Henry Ford is known as the most popular contributor to the assembly line process, but as with most inventions he wasn't the first. Instead it was Ransom E. Olds, of the Oldsmobile company, who created the first assembly line in 1901. Production increased from 425 cars in 1901 to 2,500 cars in 1902. Still, this was not fast enough to compete with Ford's innovation, conveyor belts. A single Model-T, which could be made in a day using traditional methods, was then created within 90 minutes.
Jordan Gatling created the Gatling gun in 1861, but it wasn't perfected until around 1880. Its cumbersome nature and sheer destructive power resulted in its limited use during the Civil War. A crank powered by hand controlled the continuous release of brass cartridge ammunition from six barrels. The Gatling Gun changed warfare itself. Casualties were so high that military technology was required to, and has continued to, build on early machine gun technology.

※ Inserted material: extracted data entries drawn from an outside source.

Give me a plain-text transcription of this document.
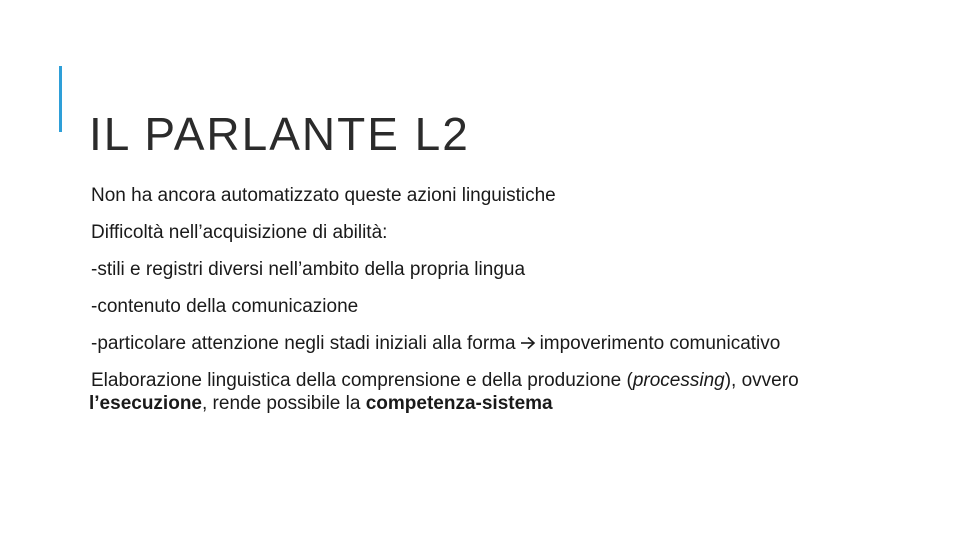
IL PARLANTE L2

Non ha ancora automatizzato queste azioni linguistiche

Difficoltà nell’acquisizione di abilità:

-stili e registri diversi nell’ambito della propria lingua

-contenuto della comunicazione

-particolare attenzione negli stadi iniziali alla forma impoverimento comunicativo

Elaborazione linguistica della comprensione e della produzione (processing), ovvero l’esecuzione, rende possibile la competenza-sistema
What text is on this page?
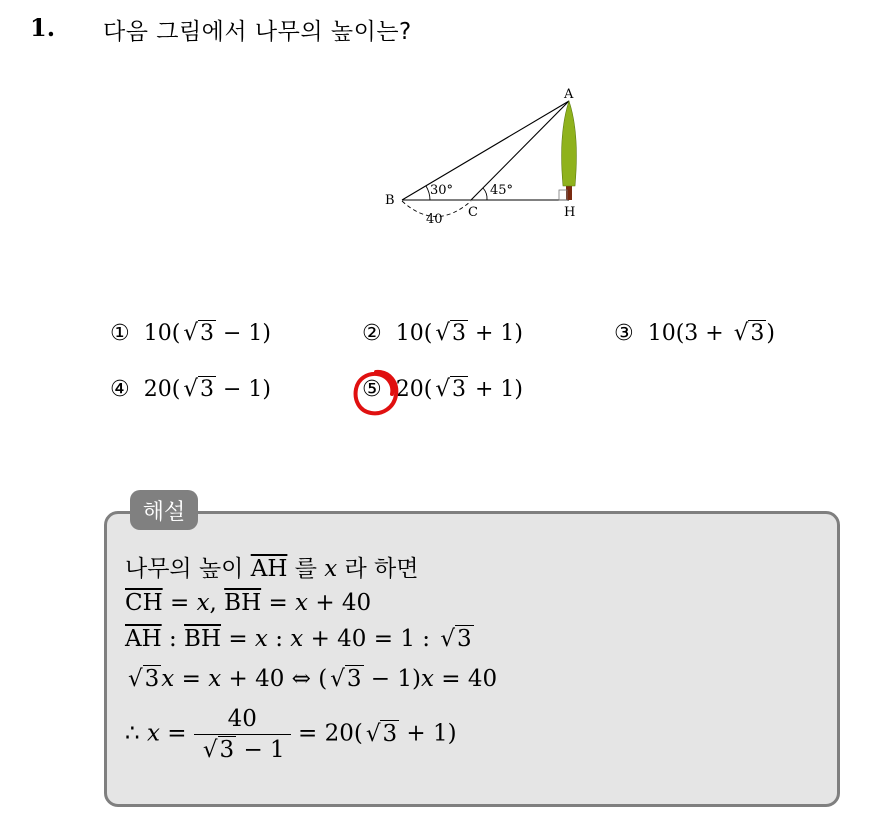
1. 다음 그림에서 나무의 높이는?
A
B
C	H
30°	45°
40
① 10( √3 − 1)	② 10( √3 + 1)	③ 10(3 + √3)
④ 20( √3 − 1)	⑤ 20( √3 + 1)
해설
나무의 높이 $\overline{AH}$ 를 x 라 하면
$\overline{CH} = x$, $\overline{BH} = x + 40$
$\overline{AH}$ : $\overline{BH} = x$ : x + 40 = 1 : √3
√3x = x + 40 ⇔ ( √3 − 1)x = 40
∴ $x = \frac{40}{√3 - 1} = 20$( √3 + 1)
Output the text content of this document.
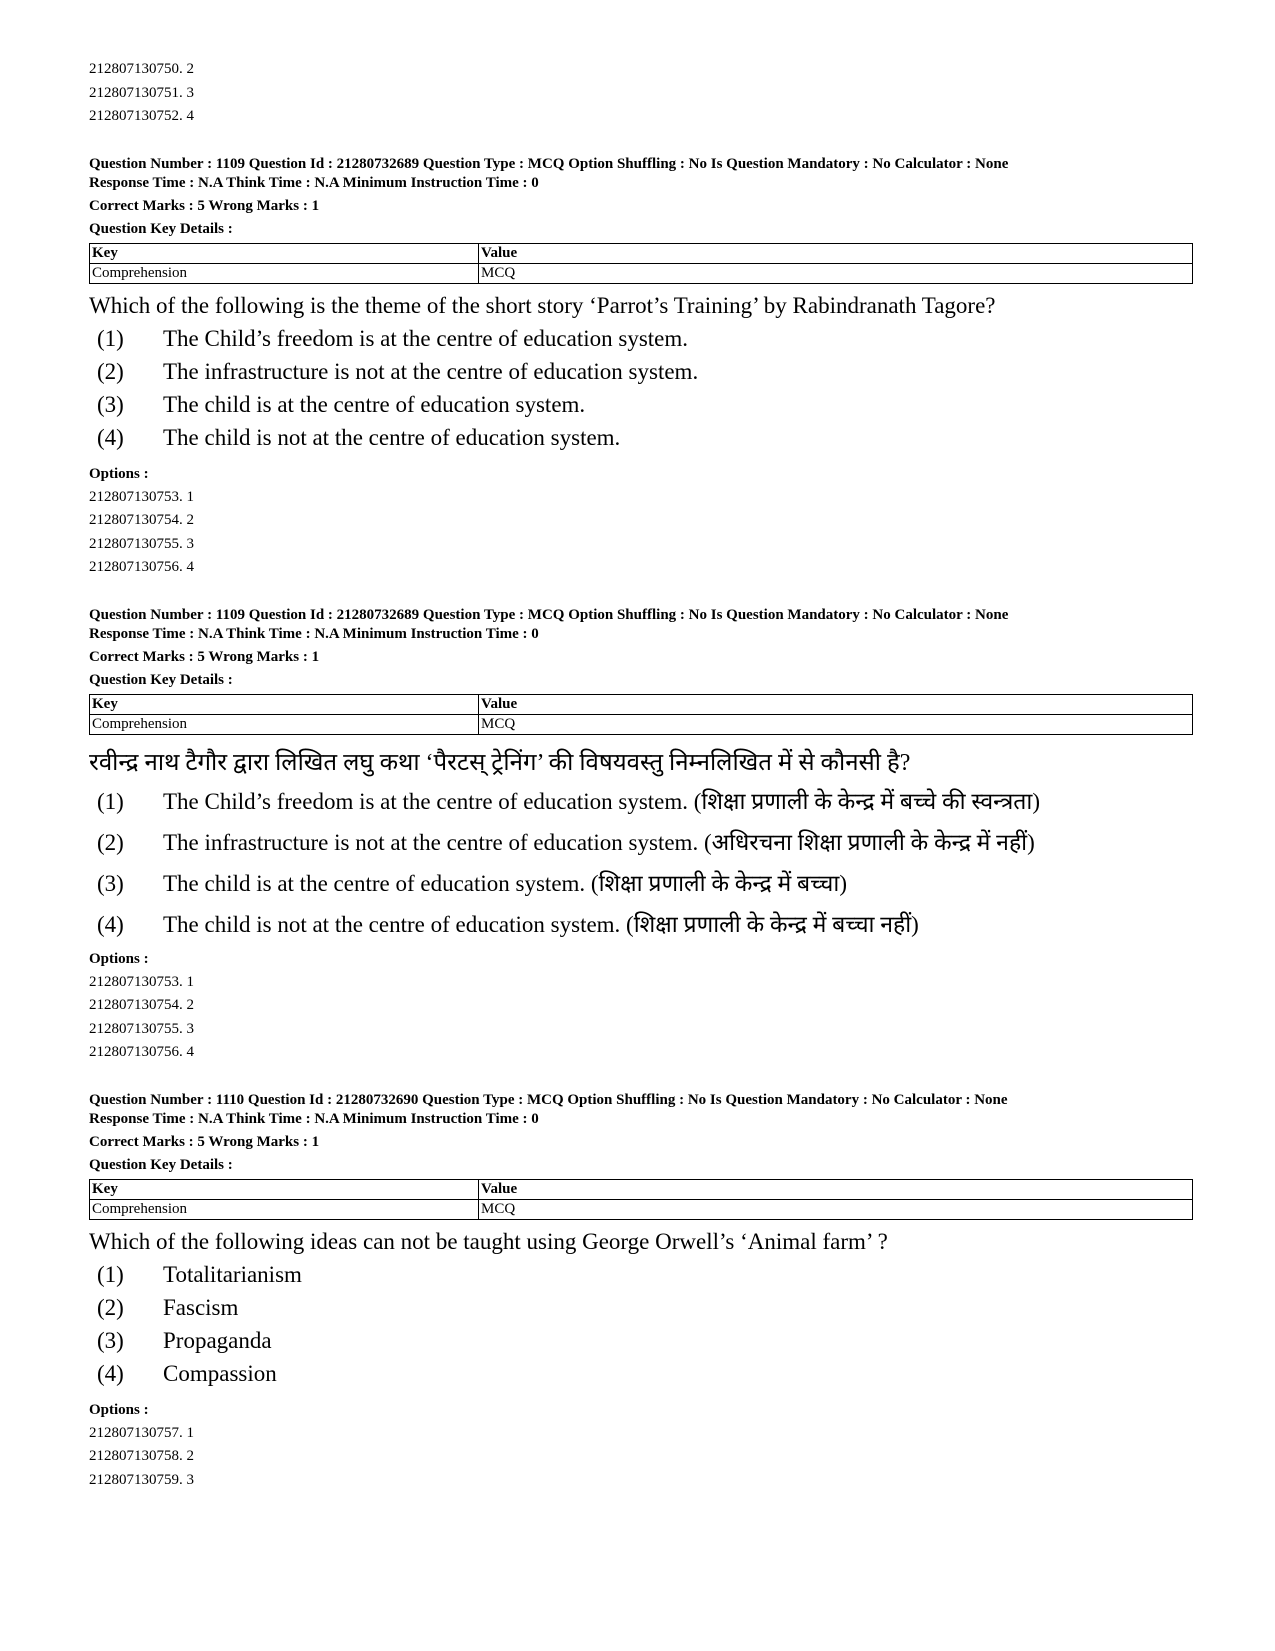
212807130750. 2
212807130751. 3
212807130752. 4
Question Number : 1109 Question Id : 21280732689 Question Type : MCQ Option Shuffling : No Is Question Mandatory : No Calculator : None
Response Time : N.A Think Time : N.A Minimum Instruction Time : 0
Correct Marks : 5 Wrong Marks : 1
Question Key Details :
Key	Value
Comprehension	MCQ
Which of the following is the theme of the short story ‘Parrot’s Training’ by Rabindranath Tagore?
(1)	The Child’s freedom is at the centre of education system.
(2)	The infrastructure is not at the centre of education system.
(3)	The child is at the centre of education system.
(4)	The child is not at the centre of education system.
Options :
212807130753. 1
212807130754. 2
212807130755. 3
212807130756. 4
Question Number : 1109 Question Id : 21280732689 Question Type : MCQ Option Shuffling : No Is Question Mandatory : No Calculator : None
Response Time : N.A Think Time : N.A Minimum Instruction Time : 0
Correct Marks : 5 Wrong Marks : 1
Question Key Details :
Key	Value
Comprehension	MCQ
रवीन्द्र नाथ टैगौर द्वारा लिखित लघु कथा ‘पैरटस् ट्रेनिंग’ की विषयवस्तु निम्नलिखित में से कौनसी है?
(1)	The Child’s freedom is at the centre of education system. (शिक्षा प्रणाली के केन्द्र में बच्चे की स्वन्त्रता)
(2)	The infrastructure is not at the centre of education system. (अधिरचना शिक्षा प्रणाली के केन्द्र में नहीं)
(3)	The child is at the centre of education system. (शिक्षा प्रणाली के केन्द्र में बच्चा)
(4)	The child is not at the centre of education system. (शिक्षा प्रणाली के केन्द्र में बच्चा नहीं)
Options :
212807130753. 1
212807130754. 2
212807130755. 3
212807130756. 4
Question Number : 1110 Question Id : 21280732690 Question Type : MCQ Option Shuffling : No Is Question Mandatory : No Calculator : None
Response Time : N.A Think Time : N.A Minimum Instruction Time : 0
Correct Marks : 5 Wrong Marks : 1
Question Key Details :
Key	Value
Comprehension	MCQ
Which of the following ideas can not be taught using George Orwell’s ‘Animal farm’ ?
(1)	Totalitarianism
(2)	Fascism
(3)	Propaganda
(4)	Compassion
Options :
212807130757. 1
212807130758. 2
212807130759. 3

Long before Eli Whitney presented rifles with interchangeable parts to Congress during Imperialism, the French military was making 10,000 muskets per year. During Imperialism Marc Brunel created machinery that mass produced pulley blocks used by the Navy, greatly increasing productivity. Eli Terry used interchangeable parts to manufacture 12,000 wooden mantel clocks per year. Henry Ford eventually used interchangeable parts to further automate the production of his automobiles.
The Ferguson Rifle was the first breech-loading rifle in history. It was invented by Major Patrick Ferguson of the British Army. A breech is the area on the rifle which can be packed with powder and a bullet. A simple handle operates its opening and closing. This innovation provided much greater efficiency over muzzle-loading rifles. However it was not practical on the battlefield until the invention of the metallic cartridge in the mid 1800s. Only 100 Ferguson rifles were ever produced.